Pourquoi faut-il que cela se produise, de cette manière-là ? C’est effroyablement déroutant d’avoir le monde, l’accès à la vie et à la beauté des autres qui se résorbent et s’échappent. Le fil qui me retient et me balance au dessus du vide, je ne sais pas à quoi il tient.

L’araignée

Elle s’agglutine, les premiers temps on ne sent encore rien si ce n’est son parfum

facile et puis ensuite

elle coagule chaque geste et lorsqu’on veut partir

plus rien ne reste

la vie saigne et laisse des plaies

dont la lave grouillante

jamais ne se tait.


La clôture

Tout au bout de chaque jour, il devrait y avoir une porte. Une porte ouverte et discrète. Une porte par laquelle je pourrais, si j’en ai le souhait, sortir. Sortir du monde, me mettre en retrait. Sortir de moi-même. Il faudrait pouvoir entrer et sortir.

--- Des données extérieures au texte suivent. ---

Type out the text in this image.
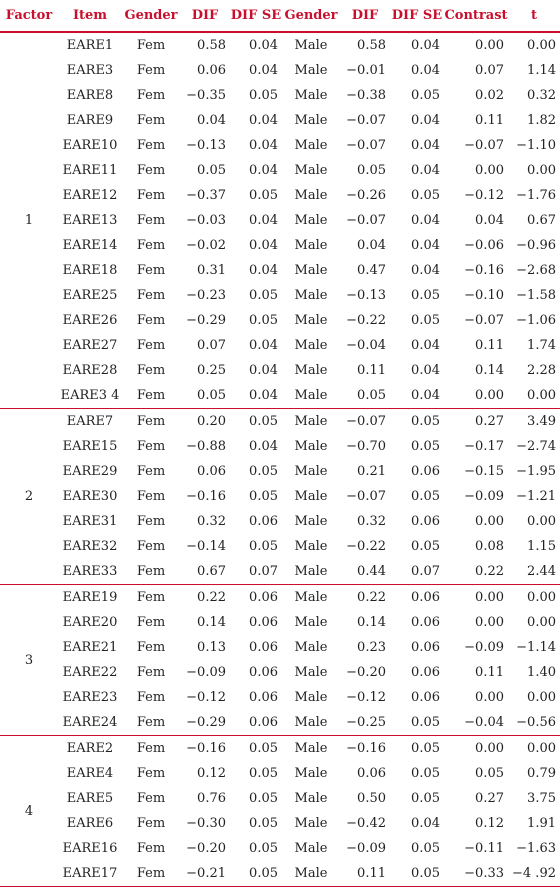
Factor	Item	Gender	DIF	DIF SE	Gender	DIF	DIF SE	Contrast	t
1	EARE1	Fem	0.58	0.04	Male	0.58	0.04	0.00	0.00
	EARE3	Fem	0.06	0.04	Male	−0.01	0.04	0.07	1.14
	EARE8	Fem	−0.35	0.05	Male	−0.38	0.05	0.02	0.32
	EARE9	Fem	0.04	0.04	Male	−0.07	0.04	0.11	1.82
	EARE10	Fem	−0.13	0.04	Male	−0.07	0.04	−0.07	−1.10
	EARE11	Fem	0.05	0.04	Male	0.05	0.04	0.00	0.00
	EARE12	Fem	−0.37	0.05	Male	−0.26	0.05	−0.12	−1.76
	EARE13	Fem	−0.03	0.04	Male	−0.07	0.04	0.04	0.67
	EARE14	Fem	−0.02	0.04	Male	0.04	0.04	−0.06	−0.96
	EARE18	Fem	0.31	0.04	Male	0.47	0.04	−0.16	−2.68
	EARE25	Fem	−0.23	0.05	Male	−0.13	0.05	−0.10	−1.58
	EARE26	Fem	−0.29	0.05	Male	−0.22	0.05	−0.07	−1.06
	EARE27	Fem	0.07	0.04	Male	−0.04	0.04	0.11	1.74
	EARE28	Fem	0.25	0.04	Male	0.11	0.04	0.14	2.28
	EARE3 4	Fem	0.05	0.04	Male	0.05	0.04	0.00	0.00
2	EARE7	Fem	0.20	0.05	Male	−0.07	0.05	0.27	3.49
	EARE15	Fem	−0.88	0.04	Male	−0.70	0.05	−0.17	−2.74
	EARE29	Fem	0.06	0.05	Male	0.21	0.06	−0.15	−1.95
	EARE30	Fem	−0.16	0.05	Male	−0.07	0.05	−0.09	−1.21
	EARE31	Fem	0.32	0.06	Male	0.32	0.06	0.00	0.00
	EARE32	Fem	−0.14	0.05	Male	−0.22	0.05	0.08	1.15
	EARE33	Fem	0.67	0.07	Male	0.44	0.07	0.22	2.44
3	EARE19	Fem	0.22	0.06	Male	0.22	0.06	0.00	0.00
	EARE20	Fem	0.14	0.06	Male	0.14	0.06	0.00	0.00
	EARE21	Fem	0.13	0.06	Male	0.23	0.06	−0.09	−1.14
	EARE22	Fem	−0.09	0.06	Male	−0.20	0.06	0.11	1.40
	EARE23	Fem	−0.12	0.06	Male	−0.12	0.06	0.00	0.00
	EARE24	Fem	−0.29	0.06	Male	−0.25	0.05	−0.04	−0.56
4	EARE2	Fem	−0.16	0.05	Male	−0.16	0.05	0.00	0.00
	EARE4	Fem	0.12	0.05	Male	0.06	0.05	0.05	0.79
	EARE5	Fem	0.76	0.05	Male	0.50	0.05	0.27	3.75
	EARE6	Fem	−0.30	0.05	Male	−0.42	0.04	0.12	1.91
	EARE16	Fem	−0.20	0.05	Male	−0.09	0.05	−0.11	−1.63
	EARE17	Fem	−0.21	0.05	Male	0.11	0.05	−0.33	−4 .92
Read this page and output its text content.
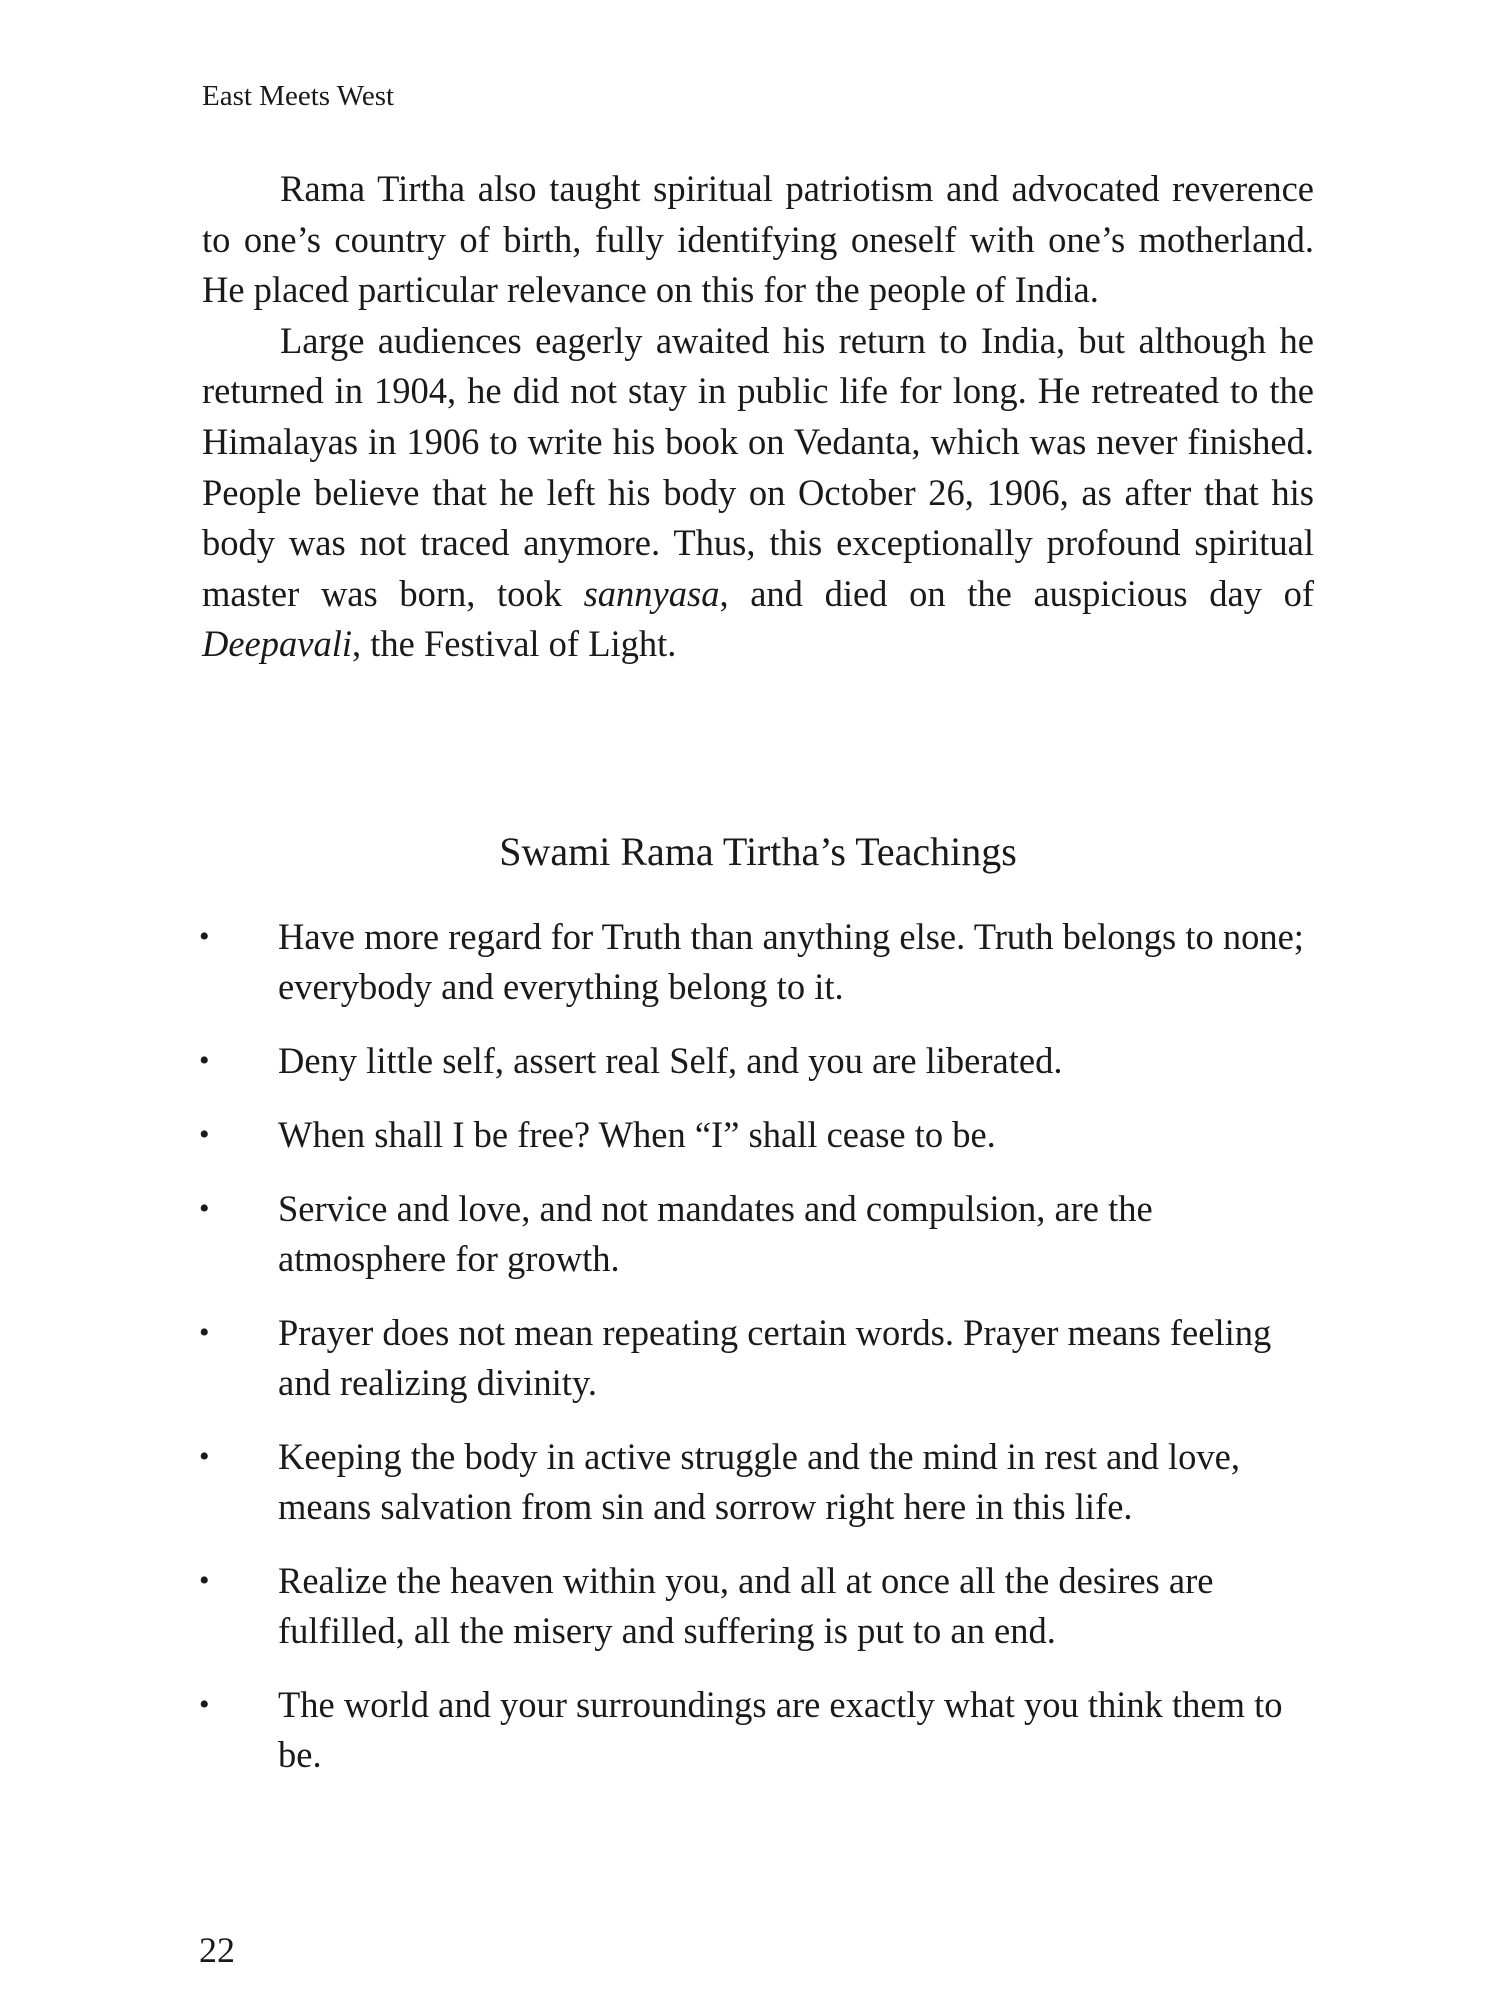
East Meets West

Rama Tirtha also taught spiritual patriotism and advocated reverence to one’s country of birth, fully identifying oneself with one’s motherland. He placed particular relevance on this for the people of India.

Large audiences eagerly awaited his return to India, but although he returned in 1904, he did not stay in public life for long. He retreated to the Himalayas in 1906 to write his book on Vedanta, which was never finished. People believe that he left his body on October 26, 1906, as after that his body was not traced anymore. Thus, this exceptionally profound spiritual master was born, took sannyasa, and died on the auspicious day of Deepavali, the Festival of Light.

Swami Rama Tirtha’s Teachings
• Have more regard for Truth than anything else. Truth belongs to none; everybody and everything belong to it.
• Deny little self, assert real Self, and you are liberated.
• When shall I be free? When “I” shall cease to be.
• Service and love, and not mandates and compulsion, are the atmosphere for growth.
• Prayer does not mean repeating certain words. Prayer means feeling and realizing divinity.
• Keeping the body in active struggle and the mind in rest and love, means salvation from sin and sorrow right here in this life.
• Realize the heaven within you, and all at once all the desires are fulfilled, all the misery and suffering is put to an end.
• The world and your surroundings are exactly what you think them to be.
22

Il faudrait que je puisse me défaire de tous les faits qui ont jalonné ma vie. Supprimer les regrets, supprimer l’absurdité de la culpabilité.

En sortant, je commencerais par ne plus vouloir être moi pour une heure.

Je voudrais être résorbé.

Dévolu à voler dans les couleurs à l’état pur, à être compris, à être inclus.

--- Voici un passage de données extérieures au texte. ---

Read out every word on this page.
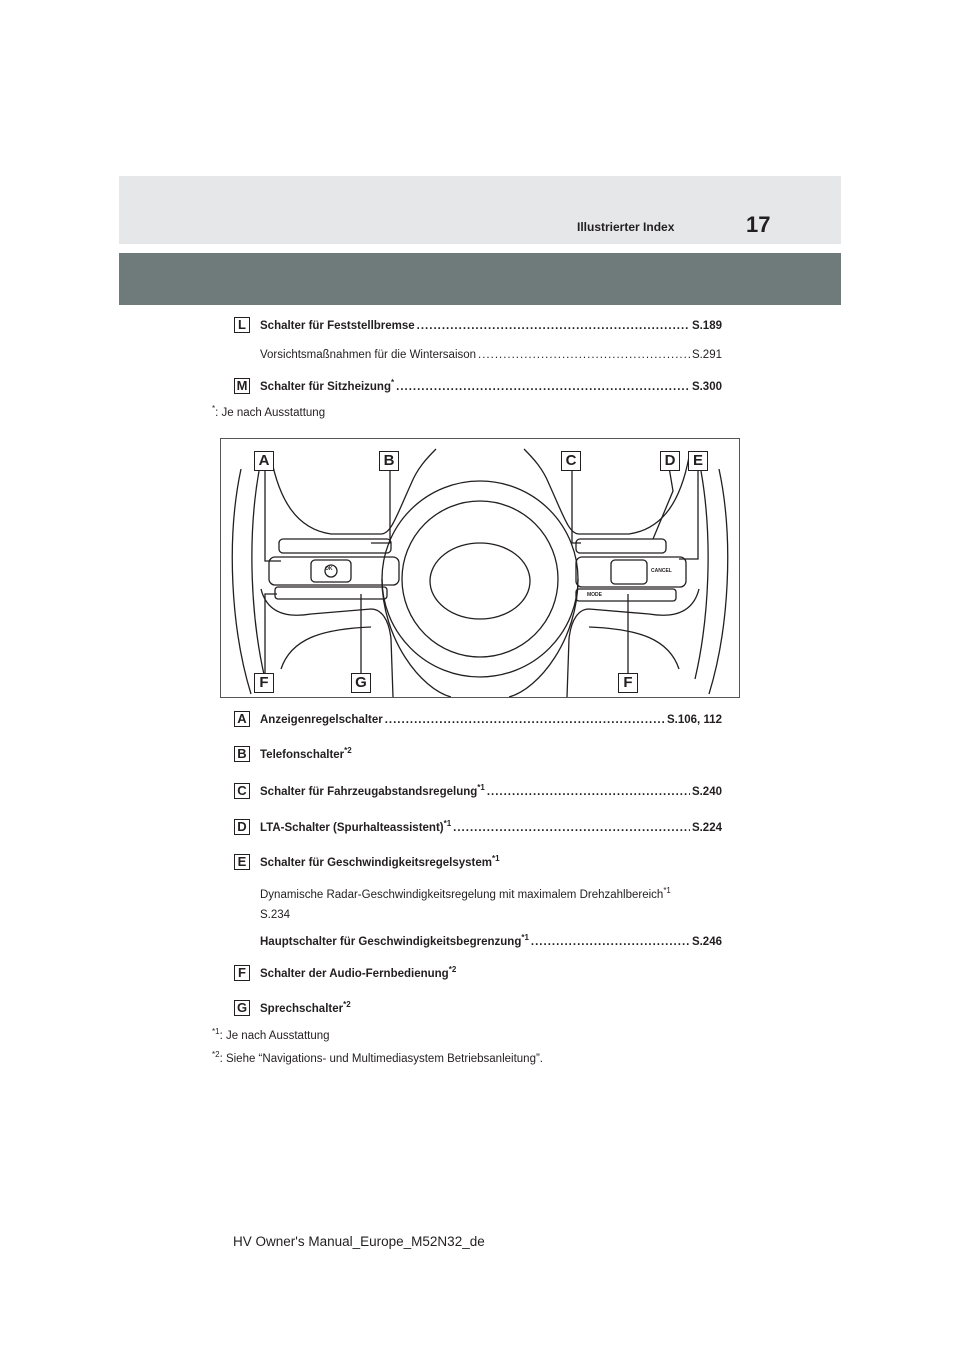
Illustrierter Index	17
L	Schalter für Feststellbremse .....	S.189
Vorsichtsmaßnahmen für die Wintersaison .....	S.291
M Schalter für Sitzheizung* .....	S.300
*: Je nach Ausstattung
A	B	C	D	E
F	G	F
OK	CANCEL
MODE
A Anzeigenregelschalter .....	S.106, 112
B Telefonschalter$^{*2}$
C Schalter für Fahrzeugabstandsregelung$^{*1}$ .....	S.240
D LTA-Schalter (Spurhalteassistent)$^{*1}$ .....	S.224
E	Schalter für Geschwindigkeitsregelsystem$^{*1}$
Dynamische Radar-Geschwindigkeitsregelung mit maximalem Drehzahlbereich$^{*1}$
S.234
Hauptschalter für Geschwindigkeitsbegrenzung$^{*1}$ .....	S.246
F	Schalter der Audio-Fernbedienung$^{*2}$
G Sprechschalter$^{*2}$
$^{*1}$: Je nach Ausstattung
$^{*2}$: Siehe “Navigations- und Multimediasystem Betriebsanleitung”.
HV Owner's Manual_Europe_M52N32_de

Avoir la sensation légère de ne plus devoir être. Car être moi, c’est être condamné à vivre dans une prison trop petite, c’est être incapable et défaillant.

Je voudrais éteindre mon regard pour ne plus avoir à voir l’échec de l’existence, à en mesurer avec autant de précision la défaite.

Je voudrais être regardé sans égard.

Devenir la poussière de la poussière et ainsi même obtenir une sorte de libération.

Savourer la grâce de ne pas devoir appartenir à la race humaine et  se rendre complice de ses agissements écœurants. Dans le silence.

N’être qu’une infime parcelle sans importance, libre de toute fatalité et de toute obéissance. N’assumer qu’un seul état et qui ne serait pas celui de la conscience de l’impuissance.

Le jour devrait avoir des portes, des fenêtres. Des fenêtres pour partir partiellement.

On devrait pouvoir s’offrir la possibilité de renaître en ouvrant une porte. D’oublier. De transparêtre

Mais, au bout du jour, vient la nuit. Viennent les heures somnambules qui condamnent les rêves à errer comme des fantômes, à n’être jamais pris aux sérieux par moi. Au bout du jour, la clôture. Je ne parviens jamais à aller au-delà.